Reputation: 273
I'm trying to iterate over two columns in a dataframe and create a dummy column for a statsmodel analysis if the client has always renewed their contract, by looking for contracts from this year (data.Year_Season == 2014-2015
) and that the client had renewed more than once (data.Rank_ouput > 1
). See the code below:
def make_always_renewed_column(data):
for i, row in data.iterrows():
if row.Year_Season and row.Rank_output > 1:
return 1
else:
return 0
data['alwaysRenewed'] = make_always_renewed_column(data)
But when I look at what was returned with:
data.groupby(['alwaysRenewed'])[['lead_id']].count()
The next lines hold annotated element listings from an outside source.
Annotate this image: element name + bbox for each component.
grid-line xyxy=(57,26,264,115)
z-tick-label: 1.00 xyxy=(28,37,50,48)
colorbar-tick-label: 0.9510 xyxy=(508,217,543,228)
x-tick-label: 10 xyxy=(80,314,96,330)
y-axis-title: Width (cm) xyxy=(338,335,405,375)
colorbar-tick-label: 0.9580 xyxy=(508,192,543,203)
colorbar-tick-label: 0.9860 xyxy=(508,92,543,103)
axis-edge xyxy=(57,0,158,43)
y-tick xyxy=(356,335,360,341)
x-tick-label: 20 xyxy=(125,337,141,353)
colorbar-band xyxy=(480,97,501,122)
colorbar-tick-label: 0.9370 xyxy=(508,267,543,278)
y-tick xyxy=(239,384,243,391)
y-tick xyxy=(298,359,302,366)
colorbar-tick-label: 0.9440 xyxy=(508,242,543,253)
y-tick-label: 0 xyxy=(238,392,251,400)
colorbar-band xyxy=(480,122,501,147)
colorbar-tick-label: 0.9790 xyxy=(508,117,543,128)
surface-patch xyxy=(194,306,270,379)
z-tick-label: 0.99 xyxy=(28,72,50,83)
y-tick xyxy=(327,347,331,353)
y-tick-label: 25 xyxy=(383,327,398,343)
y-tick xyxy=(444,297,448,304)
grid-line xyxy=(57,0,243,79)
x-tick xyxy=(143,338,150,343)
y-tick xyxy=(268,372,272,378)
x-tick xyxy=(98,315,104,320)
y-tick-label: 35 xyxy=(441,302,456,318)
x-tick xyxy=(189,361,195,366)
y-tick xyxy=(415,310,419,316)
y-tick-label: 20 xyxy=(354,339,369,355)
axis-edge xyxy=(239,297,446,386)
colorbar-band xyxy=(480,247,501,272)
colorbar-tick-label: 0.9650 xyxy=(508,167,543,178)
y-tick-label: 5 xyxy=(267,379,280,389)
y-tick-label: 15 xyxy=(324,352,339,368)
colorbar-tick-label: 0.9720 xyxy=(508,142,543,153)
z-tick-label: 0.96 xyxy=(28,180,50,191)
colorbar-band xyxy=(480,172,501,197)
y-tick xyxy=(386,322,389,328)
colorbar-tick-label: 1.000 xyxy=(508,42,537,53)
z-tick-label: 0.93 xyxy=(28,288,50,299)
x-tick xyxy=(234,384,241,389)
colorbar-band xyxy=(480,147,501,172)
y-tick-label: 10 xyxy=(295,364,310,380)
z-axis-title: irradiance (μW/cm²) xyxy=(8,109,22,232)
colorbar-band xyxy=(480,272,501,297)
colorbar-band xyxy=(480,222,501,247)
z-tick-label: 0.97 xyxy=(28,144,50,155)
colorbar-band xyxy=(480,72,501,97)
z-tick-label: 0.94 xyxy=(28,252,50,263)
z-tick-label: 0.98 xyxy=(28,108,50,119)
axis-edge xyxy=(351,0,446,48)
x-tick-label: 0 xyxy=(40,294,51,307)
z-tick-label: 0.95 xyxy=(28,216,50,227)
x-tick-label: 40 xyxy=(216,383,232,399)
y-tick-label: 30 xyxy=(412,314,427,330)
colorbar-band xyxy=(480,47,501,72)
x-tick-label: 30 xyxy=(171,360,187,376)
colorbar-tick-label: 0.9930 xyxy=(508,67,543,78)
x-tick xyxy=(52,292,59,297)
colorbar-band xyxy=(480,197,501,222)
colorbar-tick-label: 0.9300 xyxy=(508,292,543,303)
All rows in the new column returned 0.
I tried this on one row that met the conditions with .iloc
and it returned True
.
Any ideas?
Just tried it like this to no avail:
def make_always_renewed_column(data):
for row in data.itertuples():
if row[8] == '2014-2015' and row[10] > 1:
return 1
else:
return 0
Upvotes: 2
Views: 2776
Reputation: 60140
There's no need to loop through individual rows to do these types of tests. Operations like +
, -
, ==
etc. on pandas columns are vectorised, i.e. they are automatically applied to each element of the column. Your test should just look like:
data['alwaysRenewed'] = (data['Year_Season'] == '2014-2015') & (data['Rank_output'] > 1)
This will create a boolean column, i.e. a column of True
/False
values. These will act like 0/1 for the purposes of sums, means etc., but you can convert to 0/1 explicitly using:
data['alwaysRenewed'] = data['alwaysRenewed'].astype(int)
Upvotes: 2